Most important, and not very well known, is that as of February 2021, some 2,100 Confederate symbols, 704 of them monuments, have not been removed. Moreover, support from Americans - 41 percent of whom favored transferring the statues from public places to museums, 31 percent of whom wanted to keep them where they are but add plaques to provide context, and 16 percent of whom wanted no change - may have peaked in the summer of 2020.
The case for removal is compelling. Confederate statues and symbols do not preserve American history. They distort the past by promoting the myth of the South's "Lost Cause" and honoring secessionists who waged war against the United States to preserve slavery and white supremacy, using the pretext that they were defending states' rights. Moreover, many Confederate monuments were erected in the 1890s and the first two decades of the 20th century (an era in which segregation was codified as law in southern states, the Ku Klux Klan was revived, poll taxes and grandfather clauses prevented African Americans from voting, and lynchings occurred just about every week). Confederate statues were often placed outside courthouses, in all likelihood to remind African Americans who hoped for fair trials that they would get a "white man's justice."

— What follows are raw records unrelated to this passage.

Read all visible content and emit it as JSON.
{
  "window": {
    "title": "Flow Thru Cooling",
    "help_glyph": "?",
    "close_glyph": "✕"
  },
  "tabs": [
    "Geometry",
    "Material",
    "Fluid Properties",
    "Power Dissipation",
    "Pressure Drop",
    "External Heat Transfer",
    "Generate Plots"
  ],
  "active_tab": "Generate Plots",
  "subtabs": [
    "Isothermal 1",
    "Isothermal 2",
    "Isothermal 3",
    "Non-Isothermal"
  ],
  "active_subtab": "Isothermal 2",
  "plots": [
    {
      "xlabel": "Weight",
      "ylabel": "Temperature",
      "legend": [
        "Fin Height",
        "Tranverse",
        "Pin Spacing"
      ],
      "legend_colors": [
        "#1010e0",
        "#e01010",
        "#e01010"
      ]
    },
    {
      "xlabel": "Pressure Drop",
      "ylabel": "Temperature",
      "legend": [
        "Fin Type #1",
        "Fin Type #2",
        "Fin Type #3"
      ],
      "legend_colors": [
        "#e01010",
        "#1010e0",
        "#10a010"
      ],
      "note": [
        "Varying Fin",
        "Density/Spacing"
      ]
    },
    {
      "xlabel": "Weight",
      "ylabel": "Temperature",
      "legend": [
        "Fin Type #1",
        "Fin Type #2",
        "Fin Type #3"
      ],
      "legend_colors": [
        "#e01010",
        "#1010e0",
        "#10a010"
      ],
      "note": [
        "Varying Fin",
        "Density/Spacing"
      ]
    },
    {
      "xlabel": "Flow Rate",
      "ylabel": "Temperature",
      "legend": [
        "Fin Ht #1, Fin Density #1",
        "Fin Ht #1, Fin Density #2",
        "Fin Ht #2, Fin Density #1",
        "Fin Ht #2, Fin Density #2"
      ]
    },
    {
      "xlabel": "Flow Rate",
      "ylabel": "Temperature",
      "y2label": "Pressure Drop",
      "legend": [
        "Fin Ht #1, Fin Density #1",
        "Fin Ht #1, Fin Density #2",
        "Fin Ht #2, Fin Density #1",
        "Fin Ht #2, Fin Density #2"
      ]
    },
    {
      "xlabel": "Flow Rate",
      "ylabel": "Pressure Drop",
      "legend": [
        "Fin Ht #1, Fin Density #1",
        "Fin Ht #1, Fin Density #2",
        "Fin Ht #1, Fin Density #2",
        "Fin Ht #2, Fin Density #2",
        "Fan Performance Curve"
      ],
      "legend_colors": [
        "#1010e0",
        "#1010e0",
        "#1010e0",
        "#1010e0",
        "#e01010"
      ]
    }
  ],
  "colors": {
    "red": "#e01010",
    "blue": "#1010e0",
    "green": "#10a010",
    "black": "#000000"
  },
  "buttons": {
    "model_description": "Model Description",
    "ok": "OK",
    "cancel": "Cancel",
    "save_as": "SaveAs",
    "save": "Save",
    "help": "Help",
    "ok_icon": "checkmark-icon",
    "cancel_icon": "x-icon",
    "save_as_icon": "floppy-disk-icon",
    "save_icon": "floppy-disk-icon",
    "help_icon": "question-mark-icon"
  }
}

Despite the apoplectic opposition of Donald Trump, the U.S. government has done quite a lot to eliminate Confederate symbols. In 2020, the Marine Corps and the Pentagon banned the Confederate flag from all events and installations. In January 2021, the House of Representatives and Senate overrode President Trump's veto and stripped the names of Confederate leaders from all military bases. A few weeks ago, the House voted 285-120 (with 67 Republicans in the majority) to remove from the U.S. Capitol Confederate statues and a bust of Roger Taney, the Chief Justice of the Supreme Court who wrote the infamous Dred Scott decision in 1857 (in which he declared Blacks were "so far inferior that they had no rights which the white man was bound to respect"). The legislation is now in the Senate, where its fate is uncertain.
Unfortunately, the recent action of the Charlottesville City Council is an anomaly. Except for Virginia, southern states and localities have responded slowly or not at all. To be sure, in 2020 Mississippi removed the Confederate symbol from the state's flag. But half the legislative bodies in the South that considered removing monuments have decided not to do so.
Momentum for removing Confederate statues and symbols has stalled.
Racial justice activists, with good reason, are preoccupied with protecting voting rights from restrictions - aimed primarily at African Americans and Latinos - enacted by many red state legislatures in 2021. And as media coverage of Confederate symbols has declined, many Americans appear to have lost interest, as they so often do.
Shame on us. Confederate monuments are - or should be - an affront to all patriotic Americans. It's high time we repealed and replaced them.
Glenn C. Altschuler is the Thomas and Dorothy Litwin Professor of American Studies at Cornell University. He is the co-author (with Stuart Blumin) of "Rude Republic: Americans and Their Politics in the Nineteenth Century."